We hope that when we collect data in the for-loop, we don't want to wait until all the data is collected and then return it to the client, but give it to the client every time we collect it.

Old

def give_client_an_updated_list(nums):
    result = []
    for i in nums:
        result.append(i**2)
    return result

give_client_an_updated_list([1, 2, 3, 4, 5])
# [1, 4, 9, 16, 25]

Create a generator object

We can use a generator to do this.

def give_client_an_updated_list(nums):
    for i in nums:
        yield i**2

Iterate the generator

There are two ways to retrieve the data from the generator, either by next() or by using a for-each syntax.

next()

gen = give_client_an_updated_list([1, 2, 3, 4, 5])

type(gen)  # generator
next(gen)  # 1
next(gen)  # 4
next(gen)  # 9
next(gen)  # 16
next(gen)  # 25
next(gen)  # Error: StopIteration

for-each

for num in gen:
    print(num)

# 1
# 4
# 9
# 16
# 25

send()

I don't know much about the usage of generator.send(), but here is a detailed explanation of its usage and why it is used.

python generator “send” function purpose?

Advantages

Next, we will show the advantages of generator and why it is used instead of reading the list.

Access with List

%load_ext memory_profiler
def give_client_an_updated_list(value):
    res = []
    for i in range(value):
        res.append(i**2)
    return res
%%time
%%memit
li = give_client_an_updated_list(10_000_000)

# will pause for 3 seconds before proceeding to the following task.

...
...

Not only does it take a lot of time to load all the data before it can continue to run, it also uses a lot of memory to access it.
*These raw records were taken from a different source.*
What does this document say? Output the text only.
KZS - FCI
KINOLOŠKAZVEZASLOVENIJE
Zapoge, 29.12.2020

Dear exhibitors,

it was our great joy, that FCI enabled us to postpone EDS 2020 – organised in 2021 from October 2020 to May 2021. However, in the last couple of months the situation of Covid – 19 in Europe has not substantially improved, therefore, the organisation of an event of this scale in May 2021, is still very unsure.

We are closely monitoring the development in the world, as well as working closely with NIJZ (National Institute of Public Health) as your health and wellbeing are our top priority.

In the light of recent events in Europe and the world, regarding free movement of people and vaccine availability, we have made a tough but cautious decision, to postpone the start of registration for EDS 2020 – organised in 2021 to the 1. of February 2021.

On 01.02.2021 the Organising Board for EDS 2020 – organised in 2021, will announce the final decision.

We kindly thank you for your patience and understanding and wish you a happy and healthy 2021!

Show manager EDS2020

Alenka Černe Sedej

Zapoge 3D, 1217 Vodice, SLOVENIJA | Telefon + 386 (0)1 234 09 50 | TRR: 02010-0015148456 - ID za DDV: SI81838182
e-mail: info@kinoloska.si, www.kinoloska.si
peak memory: 440.75 MiB, increment: 385.73 MiB
Wall time: 3.84 s

Access with Generator

%load_ext memory_profiler
def give_client_an_updated_list(value):
    for i in range(value):
        yield i**2
%%time
%%memit
li = give_client_an_updated_list(10_000_000)

# almost no waiting.

...
...
peak memory: 53.36 MiB, increment: 0.00 MiB
Wall time: 0 ns

Because the generator doesn't read everything at once, it reads it when you need it. So it barely uses any memory space or spends any time on it.